Defunct Portuguese alternative radio station

XFM was an indie radio station in Portugal. Marketed as being "for an immense minority", the station started broadcasting in 1993 and shut down in July 1997 due to financial difficulties, creating a gap in the market and criticism from the listeners and presenters.

== History ==
The station started broadcasting in 1993 at the helm of TSF, which also obtained licenses for Rádio Energia. The station broadcast on 91.6 MHz in Lisbon and Porto on 105.8 MHz, though plagued by reception problems in some areas.

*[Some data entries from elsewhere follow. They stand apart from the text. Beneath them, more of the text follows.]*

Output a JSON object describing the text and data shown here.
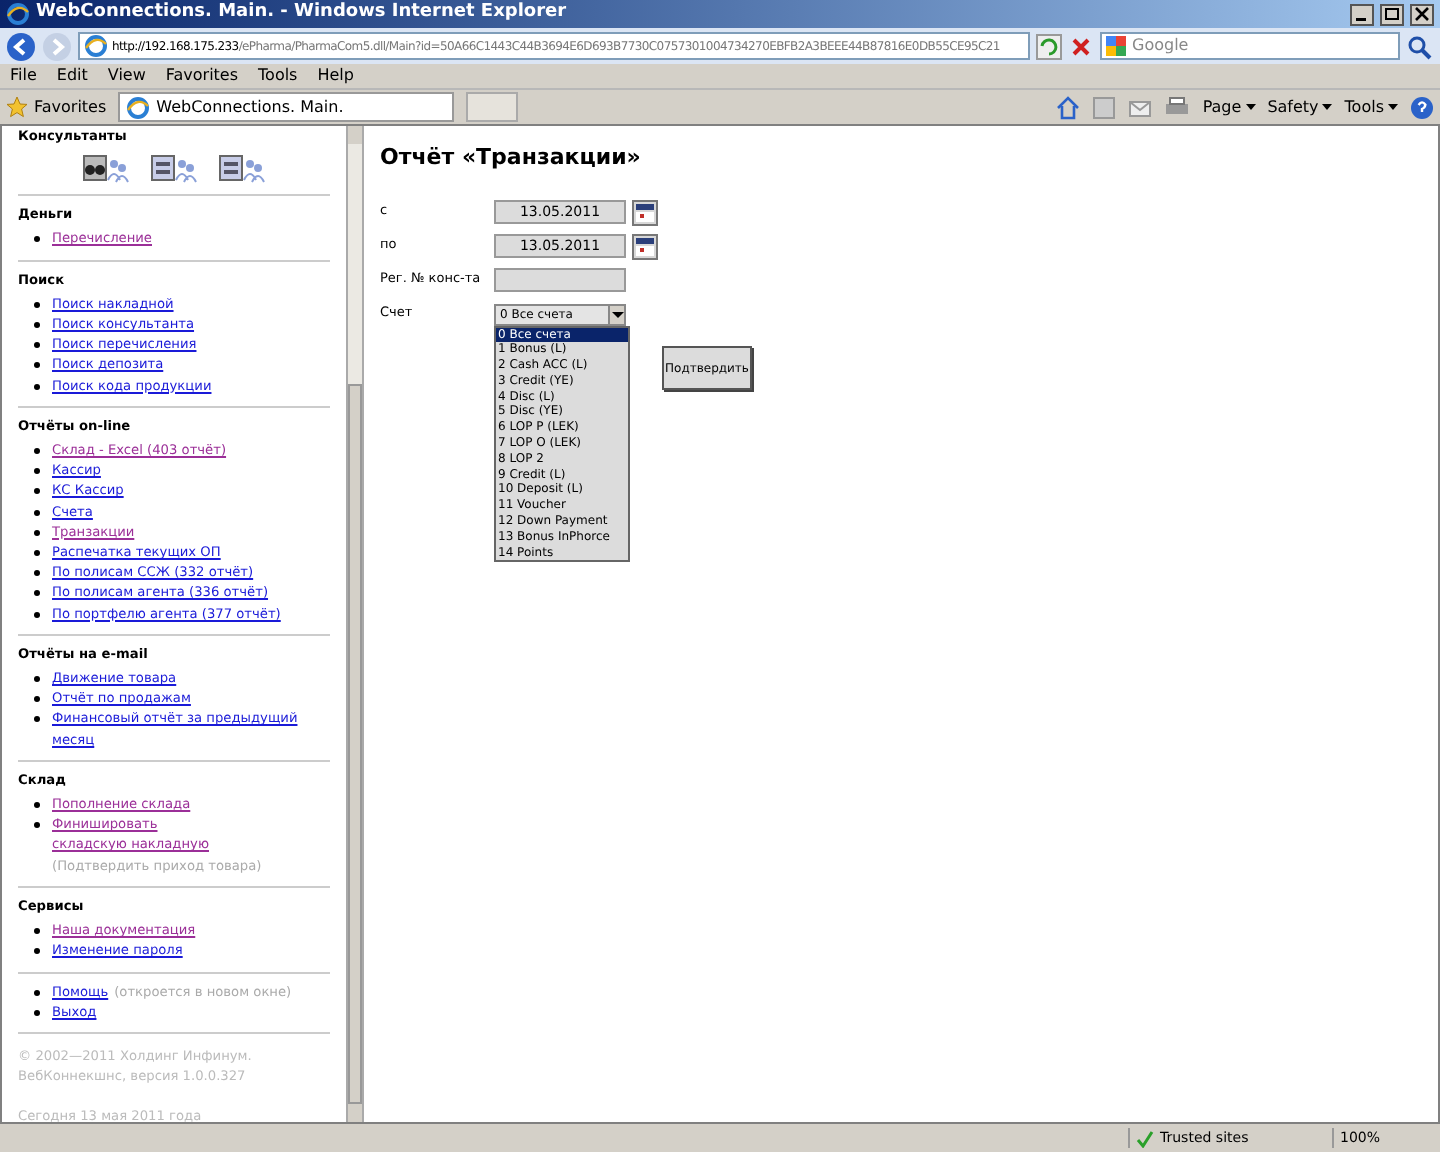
{
  "window": {
    "title": "WebConnections. Main. - Windows Internet Explorer"
  },
  "address_bar": {
    "host": "http://192.168.175.233",
    "path": "/ePharma/PharmaCom5.dll/Main?id=50A66C1443C44B3694E6D693B7730C0757301004734270EBFB2A3BEEE44B87816E0DB55CE95C21"
  },
  "search": {
    "placeholder": "Google"
  },
  "menu": [
    "File",
    "Edit",
    "View",
    "Favorites",
    "Tools",
    "Help"
  ],
  "favorites": {
    "label": "Favorites",
    "tab": "WebConnections. Main."
  },
  "command_bar": [
    "Page",
    "Safety",
    "Tools"
  ],
  "sidebar": {
    "icons_title": "Консультанты",
    "sections": [
      {
        "title": "Деньги",
        "items": [
          {
            "label": "Перечисление",
            "visited": true
          }
        ]
      },
      {
        "title": "Поиск",
        "items": [
          {
            "label": "Поиск накладной",
            "visited": false
          },
          {
            "label": "Поиск консультанта",
            "visited": false
          },
          {
            "label": "Поиск перечисления",
            "visited": false
          },
          {
            "label": "Поиск депозита",
            "visited": false
          },
          {
            "label": "Поиск кода продукции",
            "visited": false
          }
        ]
      },
      {
        "title": "Отчёты on-line",
        "items": [
          {
            "label": "Склад - Excel (403 отчёт)",
            "visited": true
          },
          {
            "label": "Кассир",
            "visited": false
          },
          {
            "label": "КС Кассир",
            "visited": false
          },
          {
            "label": "Счета",
            "visited": false
          },
          {
            "label": "Транзакции",
            "visited": true
          },
          {
            "label": "Распечатка текущих ОП",
            "visited": false
          },
          {
            "label": "По полисам ССЖ (332 отчёт)",
            "visited": false
          },
          {
            "label": "По полисам агента (336 отчёт)",
            "visited": false
          },
          {
            "label": "По портфелю агента (377 отчёт)",
            "visited": false
          }
        ]
      },
      {
        "title": "Отчёты на e-mail",
        "items": [
          {
            "label": "Движение товара",
            "visited": false
          },
          {
            "label": "Отчёт по продажам",
            "visited": false
          },
          {
            "label": "Финансовый отчёт за предыдущий месяц",
            "visited": false
          }
        ]
      },
      {
        "title": "Склад",
        "items": [
          {
            "label": "Пополнение склада",
            "visited": true
          },
          {
            "label": "Финишировать складскую накладную",
            "visited": true,
            "note": "(Подтвердить приход товара)"
          }
        ]
      },
      {
        "title": "Сервисы",
        "items": [
          {
            "label": "Наша документация",
            "visited": true
          },
          {
            "label": "Изменение пароля",
            "visited": false
          }
        ]
      },
      {
        "items": [
          {
            "label": "Помощь",
            "visited": false,
            "note": "(откроется в новом окне)"
          },
          {
            "label": "Выход",
            "visited": false
          }
        ]
      }
    ],
    "copyright": "© 2002—2011 Холдинг Инфинум. ВебКоннекшнс, версия 1.0.0.327",
    "date": "Сегодня 13 мая 2011 года"
  },
  "report": {
    "title": "Отчёт «Транзакции»",
    "fields": [
      {
        "kind": "date",
        "label": "с",
        "value": "13.05.2011"
      },
      {
        "kind": "date",
        "label": "по",
        "value": "13.05.2011"
      },
      {
        "kind": "text",
        "label": "Рег. № конс-та"
      },
      {
        "kind": "select",
        "label": "Счет",
        "value": "0 Все счета"
      }
    ],
    "options": [
      {
        "label": "0 Все счета",
        "selected": true
      },
      {
        "label": "1 Bonus (L)",
        "selected": false
      },
      {
        "label": "2 Cash ACC (L)",
        "selected": false
      },
      {
        "label": "3 Credit (YE)",
        "selected": false
      },
      {
        "label": "4 Disc (L)",
        "selected": false
      },
      {
        "label": "5 Disc (YE)",
        "selected": false
      },
      {
        "label": "6 LOP P (LEK)",
        "selected": false
      },
      {
        "label": "7 LOP O (LEK)",
        "selected": false
      },
      {
        "label": "8 LOP 2",
        "selected": false
      },
      {
        "label": "9 Credit (L)",
        "selected": false
      },
      {
        "label": "10 Deposit (L)",
        "selected": false
      },
      {
        "label": "11 Voucher",
        "selected": false
      },
      {
        "label": "12 Down Payment",
        "selected": false
      },
      {
        "label": "13 Bonus InPhorce",
        "selected": false
      },
      {
        "label": "14 Points",
        "selected": false
      }
    ],
    "submit": "Подтвердить"
  },
  "status_bar": {
    "zone": "Trusted sites",
    "zoom": "100%"
  }
}
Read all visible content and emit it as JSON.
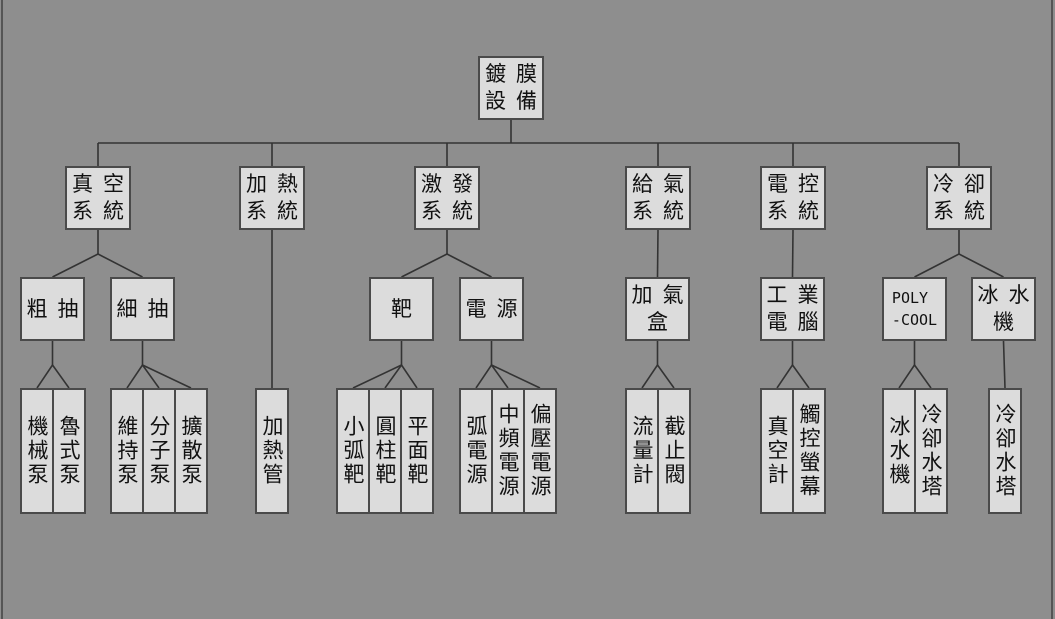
{
  "diagram": {
    "type": "tree",
    "root": {
      "label": "鍍膜設備",
      "rows": [
        "鍍膜",
        "設備"
      ],
      "children": [
        {
          "label": "真空系統",
          "rows": [
            "真空",
            "系統"
          ],
          "children": [
            {
              "label": "粗抽",
              "rows": [
                "粗抽"
              ],
              "leaves": [
                "機械泵",
                "魯式泵"
              ]
            },
            {
              "label": "細抽",
              "rows": [
                "細抽"
              ],
              "leaves": [
                "維持泵",
                "分子泵",
                "擴散泵"
              ]
            }
          ]
        },
        {
          "label": "加熱系統",
          "rows": [
            "加熱",
            "系統"
          ],
          "leaves": [
            "加熱管"
          ]
        },
        {
          "label": "激發系統",
          "rows": [
            "激發",
            "系統"
          ],
          "children": [
            {
              "label": "靶",
              "rows": [
                "靶"
              ],
              "leaves": [
                "小弧靶",
                "圓柱靶",
                "平面靶"
              ]
            },
            {
              "label": "電源",
              "rows": [
                "電源"
              ],
              "leaves": [
                "弧電源",
                "中頻電源",
                "偏壓電源"
              ]
            }
          ]
        },
        {
          "label": "給氣系統",
          "rows": [
            "給氣",
            "系統"
          ],
          "children": [
            {
              "label": "加氣盒",
              "rows": [
                "加氣",
                "盒"
              ],
              "leaves": [
                "流量計",
                "截止閥"
              ]
            }
          ]
        },
        {
          "label": "電控系統",
          "rows": [
            "電控",
            "系統"
          ],
          "children": [
            {
              "label": "工業電腦",
              "rows": [
                "工業",
                "電腦"
              ],
              "leaves": [
                "真空計",
                "觸控螢幕"
              ]
            }
          ]
        },
        {
          "label": "冷卻系統",
          "rows": [
            "冷卻",
            "系統"
          ],
          "children": [
            {
              "label": "POLY-COOL",
              "rows": [
                "POLY",
                "-COOL"
              ],
              "latin": true,
              "leaves": [
                "冰水機",
                "冷卻水塔"
              ]
            },
            {
              "label": "冰水機",
              "rows": [
                "冰水",
                "機"
              ],
              "leaves": [
                "冷卻水塔"
              ]
            }
          ]
        }
      ]
    }
  },
  "colors": {
    "background": "#8e8e8e",
    "node_fill": "#dcdcdc",
    "node_border": "#4a4a4a",
    "text": "#111111",
    "line": "#333333"
  }
}
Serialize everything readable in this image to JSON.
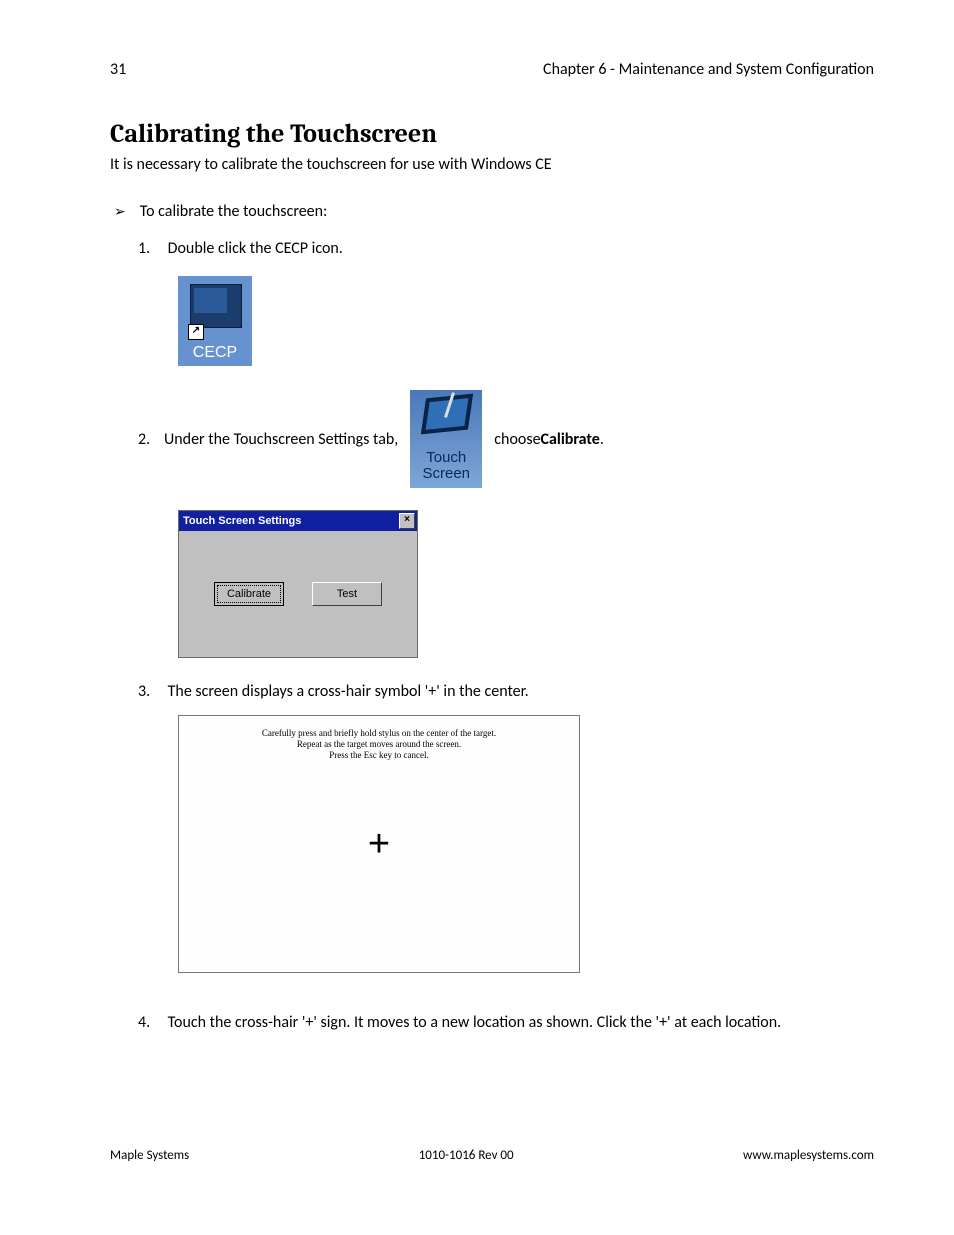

XFM was a sort of franchising of its British counterpart: its playlist frequently gave airtime to B-sides of singles, while the station's presenters had knowledge of the musical scene. Among the staff was António Sérgio, seen as a Portuguese John Peel.

In 1997, declining advertising support caused Lusomundo to shut down XFM, despite pressure from listeners and sponsors. Broadcasts ended on July 31; near midnight, the station aired Sérgio Godinho's Ser ou não ser as its final track.